Lucy Cohen, co-founder of Mazuma, commented: “While this system intends to make filing tax returns much easier, it’s clear that HMRC haven’t been transparent enough. If you extrapolate our figures, that means that we could be looking at over 124,000 Plumbers who are currently falling foul of the new legislation that comes into effect in 18 months’ time.
“More worryingly, these numbers only relate to plumbing – a small section of the self-employed community. According to the Federation of Small Businesses, there were 5.9 million small businesses at the start of 2020.
“But this figure is likely to be far higher today due the number of jobs lost to the pandemic which has seen a spike in the number of people becoming self-employed. The exact figure of just how many sole traders may suffer greatly due to the MTD rules doesn’t bear thinking about.”
Plumbers were the most in-demand tradespeople of 2020. Overall, they are the fourth-most in demand people across all industries and sectors, and this is expected to continue for the next decade. However, considering the recent findings from Mazuma, nearly all plumbers are at risk of accruing, at most, £292 annual interest on top of their tax bill due to a lack of understanding around the rules, or an inability to follow the current system.
The risk with MTD is that many plumbers, and other self-employed individuals, will choose to shut up shop and instead work for a firm where they are under a PAYE system. For the public, this could mean inflated cost of hiring services, such as plumbers, and for the economy, a potential loss of up to £125bn towards the country’s recovery post-pandemic.
Ms Cohen then went on to add: “It seems that HMRC has left much of the communication of this problem to software vendors. And, of course, the largest software houses have gladly taken on that role – which, given that it’s those companies that are set to benefit greatly from the introduction of Making Tax Digital – it’s not all that surprising that they’ll happily spend their advertising budgets on it.
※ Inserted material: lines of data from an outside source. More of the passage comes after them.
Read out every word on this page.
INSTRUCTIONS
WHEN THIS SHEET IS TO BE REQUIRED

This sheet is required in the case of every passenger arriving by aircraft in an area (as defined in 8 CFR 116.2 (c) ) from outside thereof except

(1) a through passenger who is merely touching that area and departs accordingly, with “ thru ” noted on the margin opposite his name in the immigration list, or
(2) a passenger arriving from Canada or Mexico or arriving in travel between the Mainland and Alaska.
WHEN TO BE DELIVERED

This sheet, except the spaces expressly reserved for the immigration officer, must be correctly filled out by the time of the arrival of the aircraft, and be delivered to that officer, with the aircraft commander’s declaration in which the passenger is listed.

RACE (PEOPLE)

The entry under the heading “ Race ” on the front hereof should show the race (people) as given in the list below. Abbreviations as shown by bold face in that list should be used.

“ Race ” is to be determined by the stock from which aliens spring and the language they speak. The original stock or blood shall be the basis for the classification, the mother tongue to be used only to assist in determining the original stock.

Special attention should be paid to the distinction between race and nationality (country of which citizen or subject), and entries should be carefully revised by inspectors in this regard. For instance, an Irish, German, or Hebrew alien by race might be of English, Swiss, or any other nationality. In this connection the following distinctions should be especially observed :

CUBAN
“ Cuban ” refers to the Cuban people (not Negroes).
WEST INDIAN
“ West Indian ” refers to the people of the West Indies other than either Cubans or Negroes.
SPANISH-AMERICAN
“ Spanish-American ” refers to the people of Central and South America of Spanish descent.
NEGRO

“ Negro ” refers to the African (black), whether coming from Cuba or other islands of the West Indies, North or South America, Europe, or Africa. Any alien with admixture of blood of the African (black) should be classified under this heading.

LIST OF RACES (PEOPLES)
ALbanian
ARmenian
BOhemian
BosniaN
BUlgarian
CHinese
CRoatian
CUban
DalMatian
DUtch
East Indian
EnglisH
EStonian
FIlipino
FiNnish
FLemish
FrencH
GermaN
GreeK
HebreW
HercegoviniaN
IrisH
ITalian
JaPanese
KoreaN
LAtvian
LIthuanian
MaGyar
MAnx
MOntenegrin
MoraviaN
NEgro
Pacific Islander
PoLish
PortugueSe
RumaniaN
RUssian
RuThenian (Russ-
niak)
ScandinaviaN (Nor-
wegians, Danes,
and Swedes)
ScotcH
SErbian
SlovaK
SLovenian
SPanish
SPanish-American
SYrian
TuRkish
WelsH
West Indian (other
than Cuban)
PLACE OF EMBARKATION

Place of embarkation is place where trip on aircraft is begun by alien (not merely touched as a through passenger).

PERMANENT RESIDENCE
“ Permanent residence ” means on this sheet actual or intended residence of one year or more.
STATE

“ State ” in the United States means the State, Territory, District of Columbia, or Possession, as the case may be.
The problem is that a lot of those vendors have software products that just don’t work for micro-businesses.
“What plumber has the time to learn to use a piece of software on top of the long hours they already work? And not only that – many will have to pay a significant sum to complete the extra burden of filing five times a year.
“Making Tax Digital is shoe-horning a digital solution into a non-digital world. It is elitist and it will undoubtedly create a two-tiered society amongst the self-employed.”